Una ribellione che, come la Storia ci insegna, è vana: il fato di Remo, quello di Romolo e di tutte le loro azioni è già scritto; la tensione, quindi, piuttosto che derivare dalla risoluzione degli eventi, discende da come il conflitto sarà effettivamente gestito dai due e da come gli eventi nei quali sono chiamati a muoversi ne forgeranno il carattere.
E Rovere dimostra di saper tenere bene questa tensione, con una regia precisa, attenta allo spettacolo, ma mai compiaciuta nella ricercatezza delle soluzioni estetiche. Questo fino all'ultimo atto.

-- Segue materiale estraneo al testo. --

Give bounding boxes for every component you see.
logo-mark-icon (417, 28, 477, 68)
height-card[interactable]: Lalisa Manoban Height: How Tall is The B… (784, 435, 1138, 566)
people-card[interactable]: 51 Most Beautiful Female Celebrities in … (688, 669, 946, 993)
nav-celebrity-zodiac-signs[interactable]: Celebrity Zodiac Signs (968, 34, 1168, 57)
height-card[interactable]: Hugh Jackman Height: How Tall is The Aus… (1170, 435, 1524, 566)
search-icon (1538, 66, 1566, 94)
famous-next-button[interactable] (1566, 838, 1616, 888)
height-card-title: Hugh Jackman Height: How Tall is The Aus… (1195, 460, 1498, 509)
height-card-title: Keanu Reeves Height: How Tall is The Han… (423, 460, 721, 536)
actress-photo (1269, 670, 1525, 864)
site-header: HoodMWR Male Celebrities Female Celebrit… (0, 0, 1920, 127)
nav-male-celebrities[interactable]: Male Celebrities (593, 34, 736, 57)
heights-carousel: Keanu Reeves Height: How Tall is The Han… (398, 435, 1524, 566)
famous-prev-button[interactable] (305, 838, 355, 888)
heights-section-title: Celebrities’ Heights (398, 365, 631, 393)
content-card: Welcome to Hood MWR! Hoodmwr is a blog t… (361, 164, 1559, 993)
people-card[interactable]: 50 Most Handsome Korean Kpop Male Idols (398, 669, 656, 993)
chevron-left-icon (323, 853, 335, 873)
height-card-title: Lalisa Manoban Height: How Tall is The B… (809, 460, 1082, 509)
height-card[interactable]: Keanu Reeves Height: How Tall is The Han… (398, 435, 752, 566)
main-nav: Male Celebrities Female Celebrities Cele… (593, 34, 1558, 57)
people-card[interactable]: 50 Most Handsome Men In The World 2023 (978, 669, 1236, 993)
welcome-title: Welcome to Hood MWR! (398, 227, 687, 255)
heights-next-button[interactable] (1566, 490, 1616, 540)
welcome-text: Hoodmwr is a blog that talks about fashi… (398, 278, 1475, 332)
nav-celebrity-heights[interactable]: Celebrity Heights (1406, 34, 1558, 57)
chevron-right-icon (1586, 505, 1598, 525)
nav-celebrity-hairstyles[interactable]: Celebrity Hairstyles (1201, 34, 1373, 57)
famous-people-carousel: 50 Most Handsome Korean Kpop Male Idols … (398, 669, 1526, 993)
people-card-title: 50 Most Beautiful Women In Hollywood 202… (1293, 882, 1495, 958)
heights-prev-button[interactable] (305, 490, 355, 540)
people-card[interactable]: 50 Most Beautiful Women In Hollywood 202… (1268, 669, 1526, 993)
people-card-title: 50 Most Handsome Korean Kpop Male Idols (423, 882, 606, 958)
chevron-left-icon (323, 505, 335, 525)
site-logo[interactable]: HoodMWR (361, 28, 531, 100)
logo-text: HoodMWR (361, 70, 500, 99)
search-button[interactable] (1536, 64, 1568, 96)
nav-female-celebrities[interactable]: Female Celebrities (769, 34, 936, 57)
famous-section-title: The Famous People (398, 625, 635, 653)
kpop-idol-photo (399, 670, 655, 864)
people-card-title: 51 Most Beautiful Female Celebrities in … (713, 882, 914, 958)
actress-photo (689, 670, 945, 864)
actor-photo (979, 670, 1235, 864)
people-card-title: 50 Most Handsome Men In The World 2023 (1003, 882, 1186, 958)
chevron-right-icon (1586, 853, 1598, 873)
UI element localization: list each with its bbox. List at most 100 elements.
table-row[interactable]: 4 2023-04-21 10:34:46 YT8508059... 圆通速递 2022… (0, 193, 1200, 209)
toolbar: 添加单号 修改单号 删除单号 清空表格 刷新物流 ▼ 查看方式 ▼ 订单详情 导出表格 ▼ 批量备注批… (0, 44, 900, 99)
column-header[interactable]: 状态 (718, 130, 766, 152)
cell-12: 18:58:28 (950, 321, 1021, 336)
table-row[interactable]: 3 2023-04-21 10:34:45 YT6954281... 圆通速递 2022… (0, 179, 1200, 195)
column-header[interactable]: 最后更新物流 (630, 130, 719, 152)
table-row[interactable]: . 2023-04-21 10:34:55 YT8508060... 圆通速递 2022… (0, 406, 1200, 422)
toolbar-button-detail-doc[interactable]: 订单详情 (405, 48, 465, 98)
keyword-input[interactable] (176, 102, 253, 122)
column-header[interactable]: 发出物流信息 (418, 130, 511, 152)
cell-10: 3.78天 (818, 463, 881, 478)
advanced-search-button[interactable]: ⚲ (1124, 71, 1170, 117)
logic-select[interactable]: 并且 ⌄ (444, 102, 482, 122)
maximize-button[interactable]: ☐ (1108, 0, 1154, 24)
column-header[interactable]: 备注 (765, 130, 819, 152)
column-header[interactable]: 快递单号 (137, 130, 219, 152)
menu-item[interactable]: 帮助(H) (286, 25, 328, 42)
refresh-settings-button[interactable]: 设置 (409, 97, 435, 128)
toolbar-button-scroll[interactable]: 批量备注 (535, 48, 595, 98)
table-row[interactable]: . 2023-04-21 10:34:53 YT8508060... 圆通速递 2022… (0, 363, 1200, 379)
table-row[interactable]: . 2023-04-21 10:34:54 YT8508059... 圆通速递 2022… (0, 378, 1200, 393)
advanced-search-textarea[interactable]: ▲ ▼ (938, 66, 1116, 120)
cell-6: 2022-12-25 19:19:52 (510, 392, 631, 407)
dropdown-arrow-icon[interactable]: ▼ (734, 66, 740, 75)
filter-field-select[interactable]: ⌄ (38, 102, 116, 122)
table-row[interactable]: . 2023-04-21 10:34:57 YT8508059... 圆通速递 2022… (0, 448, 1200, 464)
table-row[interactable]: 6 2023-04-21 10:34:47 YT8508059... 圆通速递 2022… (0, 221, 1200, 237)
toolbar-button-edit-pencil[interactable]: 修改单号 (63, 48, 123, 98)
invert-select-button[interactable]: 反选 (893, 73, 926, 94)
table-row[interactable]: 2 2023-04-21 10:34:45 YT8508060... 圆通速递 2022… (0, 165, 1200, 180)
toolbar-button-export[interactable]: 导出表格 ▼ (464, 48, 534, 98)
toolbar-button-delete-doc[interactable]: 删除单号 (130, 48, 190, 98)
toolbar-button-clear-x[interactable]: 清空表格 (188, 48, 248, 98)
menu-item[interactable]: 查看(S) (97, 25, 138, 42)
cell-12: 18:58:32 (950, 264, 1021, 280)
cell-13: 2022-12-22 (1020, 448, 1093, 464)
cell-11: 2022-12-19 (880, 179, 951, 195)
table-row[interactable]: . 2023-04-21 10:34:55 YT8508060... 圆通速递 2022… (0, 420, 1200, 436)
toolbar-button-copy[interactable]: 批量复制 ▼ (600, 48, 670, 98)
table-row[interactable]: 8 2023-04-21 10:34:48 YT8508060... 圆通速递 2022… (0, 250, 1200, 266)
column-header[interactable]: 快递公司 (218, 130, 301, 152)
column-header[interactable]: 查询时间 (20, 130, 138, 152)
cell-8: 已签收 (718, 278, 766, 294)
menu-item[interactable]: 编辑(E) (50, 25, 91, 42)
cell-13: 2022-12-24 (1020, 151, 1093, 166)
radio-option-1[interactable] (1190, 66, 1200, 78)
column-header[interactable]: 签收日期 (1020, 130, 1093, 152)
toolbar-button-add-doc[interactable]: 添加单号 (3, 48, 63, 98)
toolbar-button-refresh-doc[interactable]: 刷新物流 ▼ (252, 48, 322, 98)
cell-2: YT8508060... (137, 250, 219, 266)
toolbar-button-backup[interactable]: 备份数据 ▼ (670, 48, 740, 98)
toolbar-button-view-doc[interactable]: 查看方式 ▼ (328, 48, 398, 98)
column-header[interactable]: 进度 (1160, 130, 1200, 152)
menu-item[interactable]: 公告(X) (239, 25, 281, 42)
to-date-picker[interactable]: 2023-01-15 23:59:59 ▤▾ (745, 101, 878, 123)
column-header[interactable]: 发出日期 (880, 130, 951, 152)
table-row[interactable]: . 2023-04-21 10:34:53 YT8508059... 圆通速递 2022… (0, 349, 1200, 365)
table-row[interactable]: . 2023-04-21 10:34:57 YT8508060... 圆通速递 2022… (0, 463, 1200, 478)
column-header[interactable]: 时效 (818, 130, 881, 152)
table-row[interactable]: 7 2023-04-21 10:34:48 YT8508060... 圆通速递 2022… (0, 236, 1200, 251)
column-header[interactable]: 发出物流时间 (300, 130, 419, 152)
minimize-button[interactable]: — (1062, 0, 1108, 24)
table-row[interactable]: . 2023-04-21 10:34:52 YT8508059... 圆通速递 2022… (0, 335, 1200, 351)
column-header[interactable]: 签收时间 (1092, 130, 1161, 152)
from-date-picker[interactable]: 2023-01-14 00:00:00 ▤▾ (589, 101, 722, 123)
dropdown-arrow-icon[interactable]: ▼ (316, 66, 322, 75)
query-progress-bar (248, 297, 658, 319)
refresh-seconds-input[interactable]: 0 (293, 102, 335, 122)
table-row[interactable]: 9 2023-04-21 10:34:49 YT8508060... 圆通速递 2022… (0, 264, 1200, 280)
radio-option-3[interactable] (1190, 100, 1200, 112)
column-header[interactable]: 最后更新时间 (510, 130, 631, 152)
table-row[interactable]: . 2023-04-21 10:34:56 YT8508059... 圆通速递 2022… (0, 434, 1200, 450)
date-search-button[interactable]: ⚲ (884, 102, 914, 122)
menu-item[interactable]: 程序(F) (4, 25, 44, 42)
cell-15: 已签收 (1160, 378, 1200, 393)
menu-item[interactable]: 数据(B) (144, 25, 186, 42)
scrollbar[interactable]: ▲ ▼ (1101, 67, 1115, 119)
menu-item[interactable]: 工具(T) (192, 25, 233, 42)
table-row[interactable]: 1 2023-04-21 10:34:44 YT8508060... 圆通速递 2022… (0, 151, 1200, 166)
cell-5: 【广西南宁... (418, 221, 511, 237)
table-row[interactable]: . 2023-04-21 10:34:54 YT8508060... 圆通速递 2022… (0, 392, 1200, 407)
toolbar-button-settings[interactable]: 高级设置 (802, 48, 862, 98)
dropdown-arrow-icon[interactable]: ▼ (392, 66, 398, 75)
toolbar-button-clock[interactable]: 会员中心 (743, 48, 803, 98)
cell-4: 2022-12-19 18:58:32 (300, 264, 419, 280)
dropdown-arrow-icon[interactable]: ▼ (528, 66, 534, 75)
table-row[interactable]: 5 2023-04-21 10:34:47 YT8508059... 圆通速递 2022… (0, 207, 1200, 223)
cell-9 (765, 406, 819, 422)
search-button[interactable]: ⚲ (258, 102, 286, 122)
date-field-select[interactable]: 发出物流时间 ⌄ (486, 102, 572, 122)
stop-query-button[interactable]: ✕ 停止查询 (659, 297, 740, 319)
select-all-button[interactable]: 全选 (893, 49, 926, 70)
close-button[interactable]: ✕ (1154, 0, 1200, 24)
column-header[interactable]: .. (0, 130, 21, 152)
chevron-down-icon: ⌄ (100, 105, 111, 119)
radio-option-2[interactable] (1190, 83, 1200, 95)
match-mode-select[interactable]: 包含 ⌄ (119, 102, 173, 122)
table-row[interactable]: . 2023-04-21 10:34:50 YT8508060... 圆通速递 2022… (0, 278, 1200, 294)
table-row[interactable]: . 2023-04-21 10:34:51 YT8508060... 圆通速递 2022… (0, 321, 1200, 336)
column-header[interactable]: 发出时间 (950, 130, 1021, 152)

E' nel confronto finale che tutto il lavoro fatto dall'autore va, in un modo o nell'altro, a rotoli; il confronto fraterno non ha la forza che dovrebbe, tantomeno la battaglia dove combattono rappresenta una catarsi soddisfacente, anche a causa di una bassezza nei valori produttivi che davvero comincia a farsi sentire, con poche comparse su schermo e soluzioni visive date da inquadrature strette che servono più che altro a mascherare la piccolezza degli eventi. Senza contare come, negli ultimissimi minuti, persino la mano di Rovere vacilla, con un drone che vola letteralmente senza controllo sulla testa dei personaggi ed un montaggio che si fa via via confusionario. Chiamato così a dare un senso a quanto narrato, il narratore si dimostra, purtroppo, afflitto da fiato corto che ne affossa in parte gli intenti epici.
Una caduta di stile che per fortuna non distrugge quanto di buono fatto nelle quasi due ore precedenti: la narrazione cruda e secca riesce davvero a comunicare quelle sensazioni di primordiale furia e disagio dei protagonisti, in una pellicola che riesce ad essere contemporaneamente scostante e affascinante.
E' però doveroso fare una precisazione: è inutile, come sempre, parlare di "rinascita del cinema italiano" dinanzi ad un simile lavoro. Esso è come sempre farina del sacco di un unico individuo, un unico autore non supportato da un sistema produttivo adeguato, la cui assenza, come sottolineata, ne castra persino gli intenti. Il cinema italiano tornerà ad essere tale solo quando verrà ripristinato un sistema produttivo effettivo, che non si basi sui soli finanziamenti pubblici e che faccia dell'economicità uno dei suoi pilastri. Sino ad allora, film come "Il Primo Re" resteranno delle meteore, dalla scia bellissima, ma lo stesso destinate a non lasciare traccia nel cielo dopo il loro passaggio.

2 commenti:

  1. È un bellissimo film. Una interessante riflessione sull'eterno conflitto tra spiritualità e razionalità.